« Pour comprendre Lee Miller, il faut prendre en compte toute son expérience de vie. On la réduit souvent à son statut de mannequin, de muse, de photographe de mode ou de cuisinière. Si vous prenez n’importe laquelle de ces étiquettes isolément, vous ne pourrez pas comprendre la vraie Lee Miller. Il faut regarder l’ensemble pour vraiment appréhender qui elle était, comment elle en est arrivée à faire les photos qu’elle a faites, et pourquoi. » Dans une Grande Traversée que France Culture consacrait à Lee Miller, la conservatrice de musée Hilary Roberts pointait du doigt un écueil récurrent lorsqu’on évoque la vie de l’artiste. Par excès de zèle, Kate Winslet et Ellen Kuras répètent l’erreur dans leur biopic Lee Miller en se focalisant sur l’étiquette ‘photographe de guerre’ pour les besoins d’un film épique aux accents mélodramatiques. Le résultat rend un maladroit hommage à cette artiste extraordinaire.
Reposant sur le dispositif éculé du « Je me souviens » qui tapisse le film d’une voix off, le biopic se concentre sur un moment charnière dans la vie de Lee Miller, son expérience comme photographe envoyée par Vogue US en France au moment de la Libération. Tout ce qui ne participe pas à brosser le portrait d’une femme indépendante et forte est éludé. Sa relation avec Man Ray, essentielle pour comprendre son travail photographique, est passée sous silence. Ses amitiés avec Paul Eluard, Picasso et leurs compagnes respectives sont simplement prétextes à de jolies scènes tournées dans le sud de la France et à l’introduction d’un casting girl power qui vend du rêve à l’international (Marion Cotillard et Noémie Merlant interprétant respectivement Solange et Nush). Enfin, son rapport délicat à la maternité, pourtant si important pour la connaître, est à peine esquissé dans les dialogues avec son fils qui ponctuent le film.
La scène inaugurale est le premier symptôme de cette essentialisation. On veut nous montrer une femme d’action courageuse, dévouée à son ‘métier-passion’, et l’on profite de l’ouverture du film pour placer (assez peu subtilement, il faut dire) l’une de ses plus célèbres photographies. Filmée caméra à l’épaule, Lee Miller tente d’échapper aux mitrailleuses et aux bombes dans les ruines d’une ville dévastée. Enfin abritée, elle dégaine son appareil pour photographier une botte d’où sort une ceinture de munitions. Des coups de feu, une explosion, de la poussière. Beaucoup, beaucoup de poussière, pour faire apparaître l’actrice Kate Winslet dans un joli sfumato, et un ralenti, pour finir la scène en beauté.

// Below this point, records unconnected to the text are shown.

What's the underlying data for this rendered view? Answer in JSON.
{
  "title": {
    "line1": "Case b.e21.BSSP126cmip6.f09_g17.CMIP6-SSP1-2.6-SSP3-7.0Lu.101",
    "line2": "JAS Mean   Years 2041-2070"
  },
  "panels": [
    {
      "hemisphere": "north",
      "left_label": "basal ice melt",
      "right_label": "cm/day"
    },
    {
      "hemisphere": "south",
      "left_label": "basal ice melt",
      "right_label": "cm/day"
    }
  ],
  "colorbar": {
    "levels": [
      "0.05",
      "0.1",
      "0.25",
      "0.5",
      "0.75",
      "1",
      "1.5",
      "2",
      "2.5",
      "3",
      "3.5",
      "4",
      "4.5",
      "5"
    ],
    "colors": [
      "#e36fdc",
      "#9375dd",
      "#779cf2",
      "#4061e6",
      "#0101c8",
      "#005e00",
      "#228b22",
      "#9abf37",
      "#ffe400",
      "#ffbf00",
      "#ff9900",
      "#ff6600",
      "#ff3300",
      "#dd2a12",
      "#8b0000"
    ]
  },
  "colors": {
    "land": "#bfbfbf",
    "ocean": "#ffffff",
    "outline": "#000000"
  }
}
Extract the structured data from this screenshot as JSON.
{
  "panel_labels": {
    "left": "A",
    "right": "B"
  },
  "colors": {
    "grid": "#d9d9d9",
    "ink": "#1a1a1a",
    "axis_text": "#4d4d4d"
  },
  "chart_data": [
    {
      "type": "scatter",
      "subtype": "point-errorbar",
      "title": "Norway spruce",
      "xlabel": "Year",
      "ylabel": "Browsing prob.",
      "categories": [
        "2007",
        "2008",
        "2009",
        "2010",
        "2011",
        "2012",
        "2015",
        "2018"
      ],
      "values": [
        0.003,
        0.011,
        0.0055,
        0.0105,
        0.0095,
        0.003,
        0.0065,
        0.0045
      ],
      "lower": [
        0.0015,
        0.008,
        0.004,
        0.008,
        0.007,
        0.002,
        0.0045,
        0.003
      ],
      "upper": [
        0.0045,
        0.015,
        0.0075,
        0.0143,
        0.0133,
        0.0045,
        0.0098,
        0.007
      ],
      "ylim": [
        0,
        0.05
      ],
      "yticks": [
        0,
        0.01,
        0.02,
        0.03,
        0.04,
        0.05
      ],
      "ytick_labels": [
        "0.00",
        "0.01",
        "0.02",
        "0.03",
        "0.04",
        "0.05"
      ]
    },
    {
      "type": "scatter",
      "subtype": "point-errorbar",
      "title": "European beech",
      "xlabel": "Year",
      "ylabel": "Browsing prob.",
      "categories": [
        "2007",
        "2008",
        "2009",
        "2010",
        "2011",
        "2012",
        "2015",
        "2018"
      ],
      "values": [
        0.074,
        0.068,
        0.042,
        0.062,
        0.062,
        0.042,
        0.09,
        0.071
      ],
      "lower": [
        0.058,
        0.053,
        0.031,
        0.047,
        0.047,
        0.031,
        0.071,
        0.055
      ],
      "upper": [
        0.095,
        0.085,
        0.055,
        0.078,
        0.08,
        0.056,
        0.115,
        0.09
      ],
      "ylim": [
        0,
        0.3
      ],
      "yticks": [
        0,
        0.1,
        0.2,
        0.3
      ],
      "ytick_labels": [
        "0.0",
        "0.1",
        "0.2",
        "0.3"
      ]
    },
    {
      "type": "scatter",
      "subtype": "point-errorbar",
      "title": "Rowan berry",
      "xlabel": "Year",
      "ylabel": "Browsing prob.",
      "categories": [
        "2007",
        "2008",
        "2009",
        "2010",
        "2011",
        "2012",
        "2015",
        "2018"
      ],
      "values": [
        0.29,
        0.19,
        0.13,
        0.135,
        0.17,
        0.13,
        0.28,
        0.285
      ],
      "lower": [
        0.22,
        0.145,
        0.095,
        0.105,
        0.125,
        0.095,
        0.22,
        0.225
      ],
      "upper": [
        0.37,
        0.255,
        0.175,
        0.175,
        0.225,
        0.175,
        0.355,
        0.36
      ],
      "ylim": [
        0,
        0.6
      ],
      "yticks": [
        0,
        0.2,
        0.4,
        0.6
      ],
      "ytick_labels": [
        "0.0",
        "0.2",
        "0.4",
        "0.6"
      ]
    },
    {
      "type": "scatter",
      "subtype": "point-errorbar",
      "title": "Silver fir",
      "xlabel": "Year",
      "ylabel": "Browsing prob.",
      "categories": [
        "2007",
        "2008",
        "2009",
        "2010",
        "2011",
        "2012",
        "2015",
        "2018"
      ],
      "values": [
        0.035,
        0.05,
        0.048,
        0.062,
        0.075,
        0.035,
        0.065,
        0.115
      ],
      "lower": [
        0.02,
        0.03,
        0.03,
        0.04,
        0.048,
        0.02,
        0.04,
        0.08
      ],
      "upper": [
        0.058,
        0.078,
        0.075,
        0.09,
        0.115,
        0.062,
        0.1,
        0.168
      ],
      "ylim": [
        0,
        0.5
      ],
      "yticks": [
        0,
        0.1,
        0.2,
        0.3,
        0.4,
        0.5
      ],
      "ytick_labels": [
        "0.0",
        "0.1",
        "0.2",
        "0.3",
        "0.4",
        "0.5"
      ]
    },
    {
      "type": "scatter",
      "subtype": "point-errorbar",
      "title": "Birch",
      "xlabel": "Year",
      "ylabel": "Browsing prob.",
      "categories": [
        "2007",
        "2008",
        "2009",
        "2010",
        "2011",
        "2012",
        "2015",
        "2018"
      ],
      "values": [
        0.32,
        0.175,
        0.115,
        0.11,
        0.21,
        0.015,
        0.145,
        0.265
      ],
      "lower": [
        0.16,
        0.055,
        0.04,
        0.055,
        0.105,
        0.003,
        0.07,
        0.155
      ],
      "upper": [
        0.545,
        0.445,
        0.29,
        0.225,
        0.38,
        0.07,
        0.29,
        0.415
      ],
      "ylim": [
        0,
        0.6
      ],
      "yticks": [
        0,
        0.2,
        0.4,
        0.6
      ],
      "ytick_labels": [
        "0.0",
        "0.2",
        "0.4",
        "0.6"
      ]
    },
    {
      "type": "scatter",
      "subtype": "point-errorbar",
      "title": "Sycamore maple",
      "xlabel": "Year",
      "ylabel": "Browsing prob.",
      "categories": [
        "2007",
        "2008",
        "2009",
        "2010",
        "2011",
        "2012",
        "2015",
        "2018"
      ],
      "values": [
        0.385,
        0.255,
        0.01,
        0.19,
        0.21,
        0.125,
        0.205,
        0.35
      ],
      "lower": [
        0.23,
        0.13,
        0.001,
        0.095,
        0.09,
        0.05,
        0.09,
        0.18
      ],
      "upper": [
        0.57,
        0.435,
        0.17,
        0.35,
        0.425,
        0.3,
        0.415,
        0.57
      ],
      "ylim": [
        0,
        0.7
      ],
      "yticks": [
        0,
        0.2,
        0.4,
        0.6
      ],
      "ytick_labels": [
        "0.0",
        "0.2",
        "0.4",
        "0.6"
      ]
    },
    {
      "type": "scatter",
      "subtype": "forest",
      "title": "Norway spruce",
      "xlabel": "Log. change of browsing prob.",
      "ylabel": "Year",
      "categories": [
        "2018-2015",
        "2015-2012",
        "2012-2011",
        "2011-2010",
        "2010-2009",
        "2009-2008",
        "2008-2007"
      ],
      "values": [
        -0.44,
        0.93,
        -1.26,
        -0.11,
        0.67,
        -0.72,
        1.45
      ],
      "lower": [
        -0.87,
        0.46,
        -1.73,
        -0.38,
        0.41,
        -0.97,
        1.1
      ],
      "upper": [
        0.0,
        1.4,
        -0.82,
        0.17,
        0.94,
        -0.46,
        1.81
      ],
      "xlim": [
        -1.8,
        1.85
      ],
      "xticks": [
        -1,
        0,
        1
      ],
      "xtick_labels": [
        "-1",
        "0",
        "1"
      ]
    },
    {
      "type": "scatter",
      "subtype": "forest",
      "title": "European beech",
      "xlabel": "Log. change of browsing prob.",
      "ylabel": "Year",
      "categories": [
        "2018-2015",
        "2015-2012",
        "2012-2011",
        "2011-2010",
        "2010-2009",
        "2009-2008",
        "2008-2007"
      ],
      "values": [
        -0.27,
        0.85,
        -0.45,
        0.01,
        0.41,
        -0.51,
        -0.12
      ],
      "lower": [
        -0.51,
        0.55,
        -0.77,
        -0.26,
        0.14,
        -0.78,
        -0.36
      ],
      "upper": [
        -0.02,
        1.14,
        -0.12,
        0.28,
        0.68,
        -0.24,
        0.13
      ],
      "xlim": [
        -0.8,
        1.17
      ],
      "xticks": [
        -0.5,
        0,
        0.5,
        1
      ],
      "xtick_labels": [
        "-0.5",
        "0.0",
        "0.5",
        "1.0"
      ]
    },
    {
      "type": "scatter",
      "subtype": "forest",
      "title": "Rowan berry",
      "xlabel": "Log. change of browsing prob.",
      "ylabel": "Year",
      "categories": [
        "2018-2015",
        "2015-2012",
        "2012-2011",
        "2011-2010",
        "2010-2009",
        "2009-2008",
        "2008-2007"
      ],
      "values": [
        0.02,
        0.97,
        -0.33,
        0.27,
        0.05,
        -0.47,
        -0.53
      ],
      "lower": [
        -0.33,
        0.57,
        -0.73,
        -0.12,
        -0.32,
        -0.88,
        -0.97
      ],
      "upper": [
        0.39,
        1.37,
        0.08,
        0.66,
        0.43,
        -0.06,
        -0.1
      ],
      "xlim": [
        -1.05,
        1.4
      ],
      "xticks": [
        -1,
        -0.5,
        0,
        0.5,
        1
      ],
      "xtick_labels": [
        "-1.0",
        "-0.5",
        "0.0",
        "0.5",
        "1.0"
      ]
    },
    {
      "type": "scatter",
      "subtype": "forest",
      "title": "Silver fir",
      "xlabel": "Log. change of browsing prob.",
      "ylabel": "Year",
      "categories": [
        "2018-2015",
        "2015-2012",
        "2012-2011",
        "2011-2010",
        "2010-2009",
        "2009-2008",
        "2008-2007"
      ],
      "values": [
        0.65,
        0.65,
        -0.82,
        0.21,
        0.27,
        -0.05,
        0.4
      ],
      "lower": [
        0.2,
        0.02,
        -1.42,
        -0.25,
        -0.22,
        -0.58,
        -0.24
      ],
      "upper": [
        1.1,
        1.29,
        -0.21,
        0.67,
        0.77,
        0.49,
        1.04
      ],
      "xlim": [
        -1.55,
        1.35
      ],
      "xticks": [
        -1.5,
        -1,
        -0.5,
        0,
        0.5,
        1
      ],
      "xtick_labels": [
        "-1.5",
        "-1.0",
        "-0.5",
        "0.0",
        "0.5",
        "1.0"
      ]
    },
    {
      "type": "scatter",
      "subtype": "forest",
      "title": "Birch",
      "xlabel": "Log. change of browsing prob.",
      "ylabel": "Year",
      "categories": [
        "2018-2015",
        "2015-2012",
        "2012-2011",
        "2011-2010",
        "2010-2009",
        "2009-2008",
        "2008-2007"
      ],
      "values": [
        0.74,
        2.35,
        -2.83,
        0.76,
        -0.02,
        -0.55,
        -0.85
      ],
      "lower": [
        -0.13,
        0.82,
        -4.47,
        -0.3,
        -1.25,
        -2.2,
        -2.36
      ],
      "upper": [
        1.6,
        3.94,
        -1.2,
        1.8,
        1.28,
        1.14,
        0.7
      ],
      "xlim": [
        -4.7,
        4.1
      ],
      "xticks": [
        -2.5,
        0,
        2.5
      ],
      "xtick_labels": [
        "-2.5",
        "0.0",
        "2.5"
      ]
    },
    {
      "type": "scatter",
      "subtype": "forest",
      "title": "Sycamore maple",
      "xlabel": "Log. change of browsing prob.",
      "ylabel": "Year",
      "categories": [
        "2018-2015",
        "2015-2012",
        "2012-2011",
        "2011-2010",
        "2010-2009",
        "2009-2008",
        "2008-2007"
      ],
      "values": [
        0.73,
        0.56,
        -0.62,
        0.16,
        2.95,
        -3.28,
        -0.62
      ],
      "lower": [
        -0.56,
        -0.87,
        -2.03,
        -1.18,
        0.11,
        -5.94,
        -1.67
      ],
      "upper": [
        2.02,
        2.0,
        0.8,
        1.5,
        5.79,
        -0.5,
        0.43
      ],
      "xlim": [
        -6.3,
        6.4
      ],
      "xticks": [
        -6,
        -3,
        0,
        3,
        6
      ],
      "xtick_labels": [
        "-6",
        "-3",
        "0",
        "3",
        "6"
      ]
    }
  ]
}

Le film transpire un féminisme pataud et didactique, abusant de la licence poétique pour instrumentaliser la figure de Lee Miller et en faire un porte-étendard de la sororité. Plusieurs scènes sont ainsi inventées dans les brèches du livre écrit par le fils de Lee Miller : le sauvetage in extremis et héroïque d’une jeune Française sur le point d’être violée, le dialogue pathétique avec une femme bientôt tondue pour avoir couché avec un Allemand. Ce dernier exemple illustre l’un des problèmes du film : Lee Miller a fait un portrait saisissant d’une de ces femmes tondues à la Libération, et il n’était pas nécessaire d’en surligner ainsi la portée. C’est le paradoxe de ce biopic : il porte sur une photographe mais il n’a pas confiance en son sujet, il oublie que les images parlent par elles-mêmes. Et mis à part quelques plans filmés depuis l’objectif du rolleiflex de Lee Miller, il n’y a pas véritablement d’idée de mise en scène de la création photographique. Finalement, le diaporama qui accompagne le générique en égrainant les vraies photos de Lee Miller est plus émouvant et plus percutant que tout ce qui le précède.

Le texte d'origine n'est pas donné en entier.